Global Asset Allocation丨China's April Economic Data: Supply-Demand Contradiction Further Intensifies
01 Event
The key takeaway from China’s April economic data is not simply “broad-based weakness”, but rather that external demand and manufacturing are still propping up the economy, while household consumption, real estate, and private investment have failed to take over. This suggests that China’s economy remains resilient, but the quality of growth is skewed toward “strong external, weak internal”. The capital markets are unlikely to collapse on the back of a single month’s data, but nor will they see a full revaluation driven by “steady progress”.
02 Commentary
1. Core contradiction: production continues, but households are not leveraging up
China’s biggest economic problem is not a lack of production capacity, but that capacity cannot find sufficiently strong domestic demand to absorb it. Firms keep producing, exports keep shipping, but household consumption confidence has not markedly recovered, nor have firms significantly expanded capital expenditure.
2. External demand remains a support, but not the healthiest growth structure
Aggregate macro figures are still acceptable, but the profit‑making effect is uneven. Export chains, high‑tech manufacturing, and the communications/electronics sectors remain relatively robust; however, real estate chains, traditional consumption, offline discretionary spending, and private investment confidence remain weak. This is not a typical “domestic demand recovery”, but a “structural recovery” that relies more on external demand and industrial policies.
3. Weak consumption is not a short‑term disturbance, but a balance‑sheet problem
The issue is not that consumption doesn’t want to recover, but that households have yet to see a sufficiently strong “sense of income security” and “asset price stabilisation”. Going forward, if policy relies only on subsidies for appliances, cars, and electronics, it can support the data at the margin, but will not immediately trigger a broad consumption rebound. The real turning point still depends on real estate prices, employment income, and household confidence.
4. Real estate remains the “confidence anchor” of China’s economy; without its stabilisation, a strong recovery is difficult
As long as the property market does not stabilise, it is hard for China’s economy to move from “policy support” to “credit expansion”. Therefore, after this round of data, the market’s focus is less on whether GDP can meet its target, and more on whether policies will enhance household wealth perception, local fiscal revenue, and corporate investment confidence.

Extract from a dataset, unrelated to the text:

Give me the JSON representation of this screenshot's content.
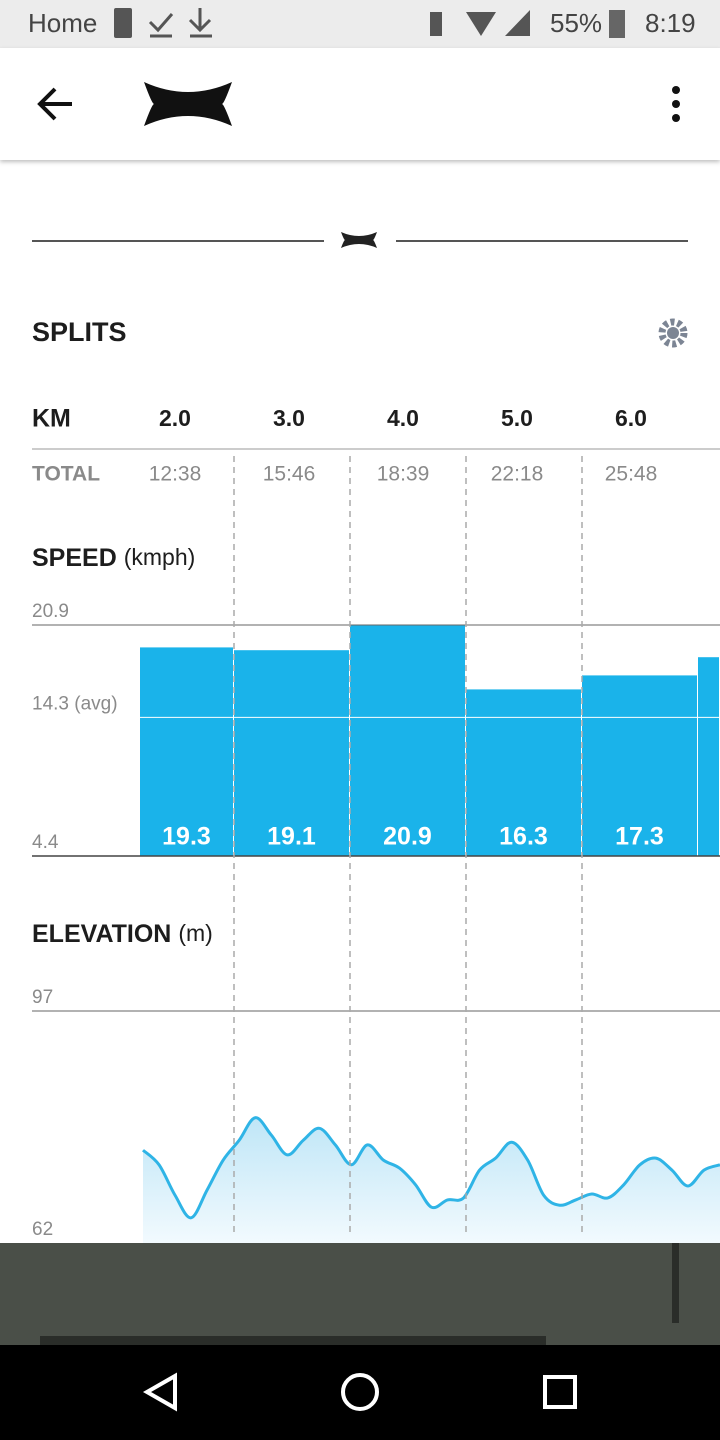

03 Allocation Recommendations: Chinese assets – Strategic Underweight, Tactical Overweight
A‑shares: Not betting on a broad recovery, but on policy support and industrial景气 (sector strength)

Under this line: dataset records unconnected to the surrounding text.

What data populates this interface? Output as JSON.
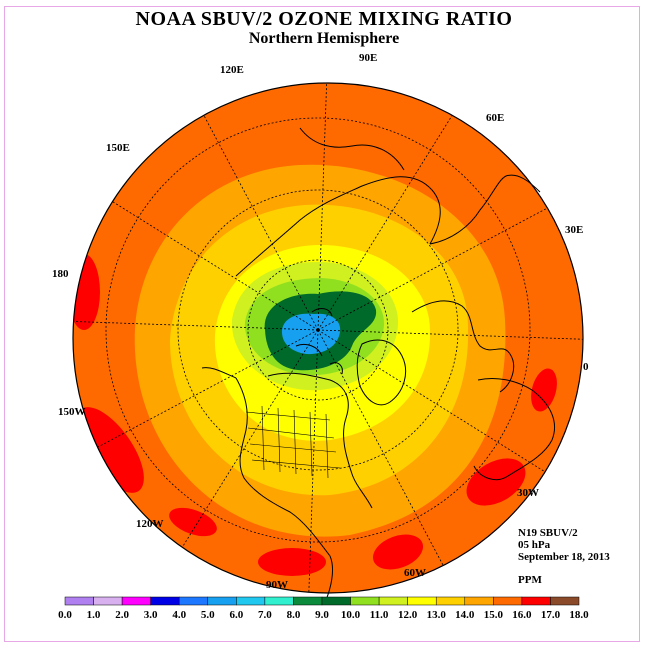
{
  "title": "NOAA SBUV/2 OZONE MIXING RATIO",
  "subtitle": "Northern Hemisphere",
  "longitude_labels": [
    "90E",
    "60E",
    "30E",
    "0",
    "30W",
    "60W",
    "90W",
    "120W",
    "150W",
    "180",
    "150E",
    "120E"
  ],
  "info": {
    "instrument": "N19 SBUV/2",
    "level": "05 hPa",
    "date": "September 18, 2013",
    "units": "PPM"
  },
  "legend": {
    "ticks": [
      "0.0",
      "1.0",
      "2.0",
      "3.0",
      "4.0",
      "5.0",
      "6.0",
      "7.0",
      "8.0",
      "9.0",
      "10.0",
      "11.0",
      "12.0",
      "13.0",
      "14.0",
      "15.0",
      "16.0",
      "17.0",
      "18.0"
    ],
    "colors": [
      "#b080f0",
      "#d8b0f0",
      "#ff00ff",
      "#0000e6",
      "#1e78ff",
      "#18a0f0",
      "#20c8f0",
      "#30f0d0",
      "#0a8a3a",
      "#006a2a",
      "#90e020",
      "#d0f020",
      "#ffff00",
      "#ffd000",
      "#ffa500",
      "#ff6a00",
      "#ff0000",
      "#8b4a2a"
    ]
  },
  "colors": {
    "field_outer": "#ff6a00",
    "field_orange": "#ffa500",
    "field_gold": "#ffd000",
    "field_yellow": "#ffff00",
    "field_lightgreen": "#d0f020",
    "field_green": "#90e020",
    "field_darkgreen": "#006a2a",
    "field_cyan": "#18a0f0",
    "max_red": "#ff0000"
  }
}
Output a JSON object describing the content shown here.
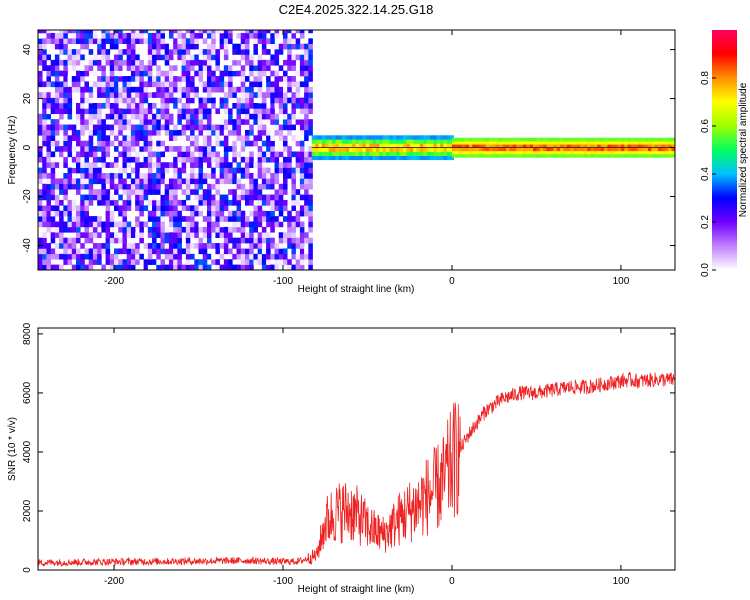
{
  "title": "C2E4.2025.322.14.25.G18",
  "chart_data": [
    {
      "type": "heatmap",
      "xlabel": "Height of straight line (km)",
      "ylabel": "Frequency (Hz)",
      "xlim": [
        -245,
        132
      ],
      "ylim": [
        -50,
        48
      ],
      "x_ticks": [
        -200,
        -100,
        0,
        100
      ],
      "y_ticks": [
        -40,
        -20,
        0,
        20,
        40
      ],
      "colorbar": {
        "label": "Normalized spectral amplitude",
        "range": [
          0,
          1
        ],
        "ticks": [
          0.0,
          0.2,
          0.4,
          0.6,
          0.8
        ],
        "colors": [
          "#ffffff",
          "#c080ff",
          "#7000ff",
          "#0000ff",
          "#00c0ff",
          "#00ff60",
          "#a0ff00",
          "#ffff00",
          "#ff9000",
          "#ff0000",
          "#ff0060"
        ]
      },
      "regions": [
        {
          "x_range": [
            -245,
            -83
          ],
          "freq_range": [
            -50,
            48
          ],
          "amplitude_range": [
            0.0,
            0.35
          ],
          "description_level": "noise"
        },
        {
          "x_range": [
            -83,
            0
          ],
          "freq_center": 0,
          "freq_width": 5,
          "amplitude_range": [
            0.3,
            0.9
          ]
        },
        {
          "x_range": [
            0,
            132
          ],
          "freq_center": 0,
          "freq_width": 4,
          "amplitude_range": [
            0.5,
            0.95
          ]
        }
      ],
      "grid": false
    },
    {
      "type": "line",
      "xlabel": "Height of straight line (km)",
      "ylabel": "SNR (10 * v/v)",
      "xlim": [
        -245,
        132
      ],
      "ylim": [
        0,
        8200
      ],
      "x_ticks": [
        -200,
        -100,
        0,
        100
      ],
      "y_ticks": [
        0,
        2000,
        4000,
        6000,
        8000
      ],
      "series": [
        {
          "color": "#ee2222",
          "x": [
            -245,
            -200,
            -150,
            -120,
            -100,
            -90,
            -80,
            -75,
            -70,
            -65,
            -60,
            -55,
            -50,
            -45,
            -40,
            -35,
            -30,
            -25,
            -20,
            -15,
            -10,
            -5,
            0,
            10,
            20,
            30,
            40,
            50,
            60,
            70,
            80,
            90,
            100,
            105,
            110,
            120,
            132
          ],
          "y": [
            250,
            280,
            300,
            320,
            280,
            300,
            500,
            1600,
            1900,
            2000,
            2000,
            1800,
            1500,
            1300,
            1200,
            1500,
            1800,
            2000,
            2200,
            2500,
            2700,
            3000,
            3600,
            4600,
            5400,
            5800,
            6000,
            6000,
            6100,
            6200,
            6200,
            6300,
            6400,
            6450,
            6400,
            6450,
            6450
          ]
        }
      ],
      "grid": false
    }
  ]
}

Focus on high‑tech manufacturing, AI hardware chain, communications equipment, semiconductor domestic substitution, and advanced manufacturing. This is a bet on China’s manufacturing upgrade, not on the broad economic beta.Hong Kong tech: High beta, essentially a policy and liquidity trade
Weak economic data reinforces policy expectations, but the earnings side still needs verification. Suitable for buying on dips, not chasing highs.Quantitative multi‑strategy: Using machine learning to mine alpha in a low‑beta market
When market direction is unclear, multi‑strategy quant offers more value than a single directional bet, helping to enhance returns and control drawdowns amid divergence and volatility.Medium‑short duration bonds: Defensive core, avoid long end
Weak domestic demand supports bond values, but external inflation and US Treasury pressures constrain long‑end performance. Prioritise medium‑short duration.Scarce private equity / Pre‑IPO opportunities: Not buying secondary beta, but capturing scarce supply at the primary level
Focus on core segments that are not yet fully securitised but stand to benefit from industrial upgrading – e.g., AI infrastructure, core robotics components, semiconductor equipment, and export‑oriented supply chains. The allocation logic is not short‑term trading, but long‑term participation in technological iteration and industry concentration.